One of the out-of-state publications I used to write for occasionally threw me a restaurant review. After a particularly memorable Sunday brunch, I submitted this review:

Going to Sunday brunch at (restaurant) is like going to Sunday Brunch at the home of a well-liked great-aunt who never *quite* mastered cooking but is so very pleasant that no one minds. The food is okay – standard hotel “FREE HOT BREAKFAST” fare – but the atmosphere is lovely: welcoming, loud, and *very* child-friendly, in a room more suited to wedding vows than a waffle bar. Save the crab-Benedict-and-caviar-omelet brunches for anniversaries; brunch at (the restaurant) is where you go with rambunctious grandchildren.

Some hours later I got a note from my editor:

“Any way I could get you to rewrite this? I know it’s difficult writing something good about something that wasn’t your favorite, but could we focus on the positive? Hate to ask, but this just reads super sarcastically”

There’s an art to restaurant reviews. It’s not literary. It’s diplomatic. I’m pretty good at writing nice things about places that I don’t love, because reviewing restaurants is a tremendous responsibility. If you review movies, say, and you pan one, that’s okay. The movie isn’t only playing one local screen. Your one voice won’t make or break it. But to crush a restaurant…that’s just mean and unnecessary.

It’s also unfair, and not just because reviewers of restaurants have a much more powerful impact on their subjects than movie reviewers do on theirs. Everybody sees the same movie. But restaurants are run by humans, not projectors. And humans have up and down days. No one needs me marching in on a night where two line cooks no-showed and the dishwasher broke and the Alfredo sauce scorched because the busboy trying to work the line burned himself. Running a restaurant is hard enough without me sneering in print. 

Back to my exchange:

“I didn’t mean to be sarcastic. I was focusing on the positive. This place…I’m sorry, but there’s no way around it: This place was awful. I’m not being food-precious, here. I *like* low-rent. But this wasn’t low-rent, this was bad. Imagine a buffet run by a down-market Denny’s. The sole positive I could find was that you can totally take little kids without worrying about their behavior. Plus they’ll like the food. Outside that, I’m not going to be able to be any nicer without lying.”

We spiked the review.

The annoying thing is, bad reviews are WAY more fun to write. Here’s what I would have liked to have written about that brunch:

Sunday brunch at (restaurant) is roughly what I would expect from Sunday brunch at summer camp. The food was all slightly stale and presented at room temperature, as though it had been prepared and set out the night before. I needed a steak knife to cut the eggs Benedict, which had been resting on the warming tray long enough to turn the English muffins into hardtack. I shouldn’t have bothered, as the only flavor present was salt. The “prime rib” the advertising bragged accomplished the rare exacta of being both overdone and undercooked at the same time. (The meat was gray, but the fat remained unrendered.) The only thing that was hot and fresh were the waffles, which you were permitted to make yourself on their hotel-style wafflemaker. The waffles produced would have been delightful had there been maple syrup for them, rather than the four squeeze-bottles of dessert sauce (“raspberry”, “chocolate”, “caramel”, and “white chocolate”), can of whipped topping, and bowl of chocolate chips presented. There was no service except to hand me a check—once I went walking around looking for one.

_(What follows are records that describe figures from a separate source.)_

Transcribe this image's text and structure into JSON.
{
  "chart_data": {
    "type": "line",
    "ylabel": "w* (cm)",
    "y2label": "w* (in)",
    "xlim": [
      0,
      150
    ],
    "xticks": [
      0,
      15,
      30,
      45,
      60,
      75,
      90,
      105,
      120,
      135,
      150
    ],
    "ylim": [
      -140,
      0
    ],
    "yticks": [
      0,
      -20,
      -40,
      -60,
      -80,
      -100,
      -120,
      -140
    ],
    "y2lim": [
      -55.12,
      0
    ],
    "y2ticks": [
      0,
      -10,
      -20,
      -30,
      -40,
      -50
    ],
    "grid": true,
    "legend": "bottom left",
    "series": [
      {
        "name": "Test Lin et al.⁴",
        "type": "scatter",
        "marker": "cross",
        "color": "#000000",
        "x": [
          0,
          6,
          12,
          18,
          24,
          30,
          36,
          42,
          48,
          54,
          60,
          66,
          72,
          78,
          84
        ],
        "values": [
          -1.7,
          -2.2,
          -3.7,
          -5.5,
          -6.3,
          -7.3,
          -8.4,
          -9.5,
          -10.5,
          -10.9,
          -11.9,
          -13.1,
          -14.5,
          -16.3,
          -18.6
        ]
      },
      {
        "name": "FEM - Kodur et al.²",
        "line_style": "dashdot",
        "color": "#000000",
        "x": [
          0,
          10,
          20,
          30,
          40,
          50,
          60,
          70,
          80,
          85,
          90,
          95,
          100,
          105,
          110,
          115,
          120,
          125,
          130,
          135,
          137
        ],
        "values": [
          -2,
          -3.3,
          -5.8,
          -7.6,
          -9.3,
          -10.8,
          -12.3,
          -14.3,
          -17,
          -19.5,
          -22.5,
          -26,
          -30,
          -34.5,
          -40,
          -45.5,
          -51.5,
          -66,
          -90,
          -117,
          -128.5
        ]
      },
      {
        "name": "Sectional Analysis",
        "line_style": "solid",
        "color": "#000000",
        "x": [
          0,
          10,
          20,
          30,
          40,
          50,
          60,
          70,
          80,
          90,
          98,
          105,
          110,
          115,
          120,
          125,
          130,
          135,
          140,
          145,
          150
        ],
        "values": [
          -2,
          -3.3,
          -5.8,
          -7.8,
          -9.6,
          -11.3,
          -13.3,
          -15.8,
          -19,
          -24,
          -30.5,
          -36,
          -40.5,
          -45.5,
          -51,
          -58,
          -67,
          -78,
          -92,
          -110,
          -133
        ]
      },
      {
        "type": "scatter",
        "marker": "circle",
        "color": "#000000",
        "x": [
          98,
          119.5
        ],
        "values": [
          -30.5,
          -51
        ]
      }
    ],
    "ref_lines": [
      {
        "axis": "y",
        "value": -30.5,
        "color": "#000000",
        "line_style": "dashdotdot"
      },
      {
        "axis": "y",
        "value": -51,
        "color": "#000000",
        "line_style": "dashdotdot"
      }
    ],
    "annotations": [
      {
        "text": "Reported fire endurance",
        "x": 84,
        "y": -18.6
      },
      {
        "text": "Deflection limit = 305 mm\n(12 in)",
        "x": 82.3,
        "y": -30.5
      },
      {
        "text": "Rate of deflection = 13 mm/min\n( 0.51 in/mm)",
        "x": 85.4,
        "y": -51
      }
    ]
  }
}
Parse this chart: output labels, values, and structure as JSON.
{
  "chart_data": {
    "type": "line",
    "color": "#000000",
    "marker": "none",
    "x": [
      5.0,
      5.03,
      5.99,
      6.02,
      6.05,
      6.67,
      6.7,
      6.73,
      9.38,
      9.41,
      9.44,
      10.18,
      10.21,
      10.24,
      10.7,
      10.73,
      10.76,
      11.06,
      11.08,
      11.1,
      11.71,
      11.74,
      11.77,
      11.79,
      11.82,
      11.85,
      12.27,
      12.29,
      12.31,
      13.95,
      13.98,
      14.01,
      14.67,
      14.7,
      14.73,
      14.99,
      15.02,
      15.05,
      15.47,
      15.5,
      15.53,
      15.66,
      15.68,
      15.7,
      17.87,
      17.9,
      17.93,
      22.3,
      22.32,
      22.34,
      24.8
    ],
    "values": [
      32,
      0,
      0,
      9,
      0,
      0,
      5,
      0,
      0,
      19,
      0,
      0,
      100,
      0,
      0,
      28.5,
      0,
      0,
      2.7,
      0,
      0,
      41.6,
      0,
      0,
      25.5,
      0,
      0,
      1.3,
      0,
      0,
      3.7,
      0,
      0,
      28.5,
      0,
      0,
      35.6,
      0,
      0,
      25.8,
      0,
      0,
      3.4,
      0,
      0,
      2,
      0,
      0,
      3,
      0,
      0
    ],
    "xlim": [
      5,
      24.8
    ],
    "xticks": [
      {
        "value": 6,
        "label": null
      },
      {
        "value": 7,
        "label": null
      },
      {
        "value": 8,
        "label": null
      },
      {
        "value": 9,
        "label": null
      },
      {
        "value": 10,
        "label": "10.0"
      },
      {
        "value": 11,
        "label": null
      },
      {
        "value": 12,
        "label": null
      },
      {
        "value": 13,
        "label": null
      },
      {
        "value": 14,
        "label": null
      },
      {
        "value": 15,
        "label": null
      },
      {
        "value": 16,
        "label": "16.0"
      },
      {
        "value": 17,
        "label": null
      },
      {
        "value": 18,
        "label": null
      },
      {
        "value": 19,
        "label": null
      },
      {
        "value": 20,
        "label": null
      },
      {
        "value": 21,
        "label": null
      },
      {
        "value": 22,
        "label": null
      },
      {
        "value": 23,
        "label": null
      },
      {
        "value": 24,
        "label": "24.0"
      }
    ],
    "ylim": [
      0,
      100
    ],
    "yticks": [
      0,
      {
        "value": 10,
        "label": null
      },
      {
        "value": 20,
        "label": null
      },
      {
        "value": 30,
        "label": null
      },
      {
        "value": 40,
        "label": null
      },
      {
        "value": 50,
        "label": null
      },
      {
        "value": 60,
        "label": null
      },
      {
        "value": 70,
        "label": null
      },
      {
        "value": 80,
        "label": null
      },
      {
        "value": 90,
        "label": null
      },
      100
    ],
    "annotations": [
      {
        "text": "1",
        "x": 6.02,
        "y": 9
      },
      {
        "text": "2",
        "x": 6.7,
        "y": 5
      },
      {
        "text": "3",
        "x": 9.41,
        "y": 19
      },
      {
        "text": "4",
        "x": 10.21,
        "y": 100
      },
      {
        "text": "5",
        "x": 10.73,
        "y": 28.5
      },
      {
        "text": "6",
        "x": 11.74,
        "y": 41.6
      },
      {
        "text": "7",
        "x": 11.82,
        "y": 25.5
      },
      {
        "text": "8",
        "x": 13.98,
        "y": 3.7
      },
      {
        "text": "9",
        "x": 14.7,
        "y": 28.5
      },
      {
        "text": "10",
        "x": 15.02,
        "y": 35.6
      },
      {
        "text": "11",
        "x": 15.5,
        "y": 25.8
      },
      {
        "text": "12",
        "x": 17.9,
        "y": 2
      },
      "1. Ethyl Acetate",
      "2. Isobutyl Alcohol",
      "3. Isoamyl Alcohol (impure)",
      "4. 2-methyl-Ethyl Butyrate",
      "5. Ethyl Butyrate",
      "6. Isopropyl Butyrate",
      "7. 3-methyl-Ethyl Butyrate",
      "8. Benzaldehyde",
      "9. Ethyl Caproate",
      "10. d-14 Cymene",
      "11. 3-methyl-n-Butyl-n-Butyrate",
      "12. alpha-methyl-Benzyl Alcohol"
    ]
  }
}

I would say that I would not return under any circumstances, but that would be untrue. I would absolutely go back once. You see, (restaurant) is like a 1950’s B-movie: Gloriously awful. I want to call a handful of friends, fortify ourselves with a few drinks, and spend $15 each for the pleasure of making fun.

But, y’know, why be unkind for the sake of laughs? If I wanted to do that, I’d go back to ABC News and resume covering politics.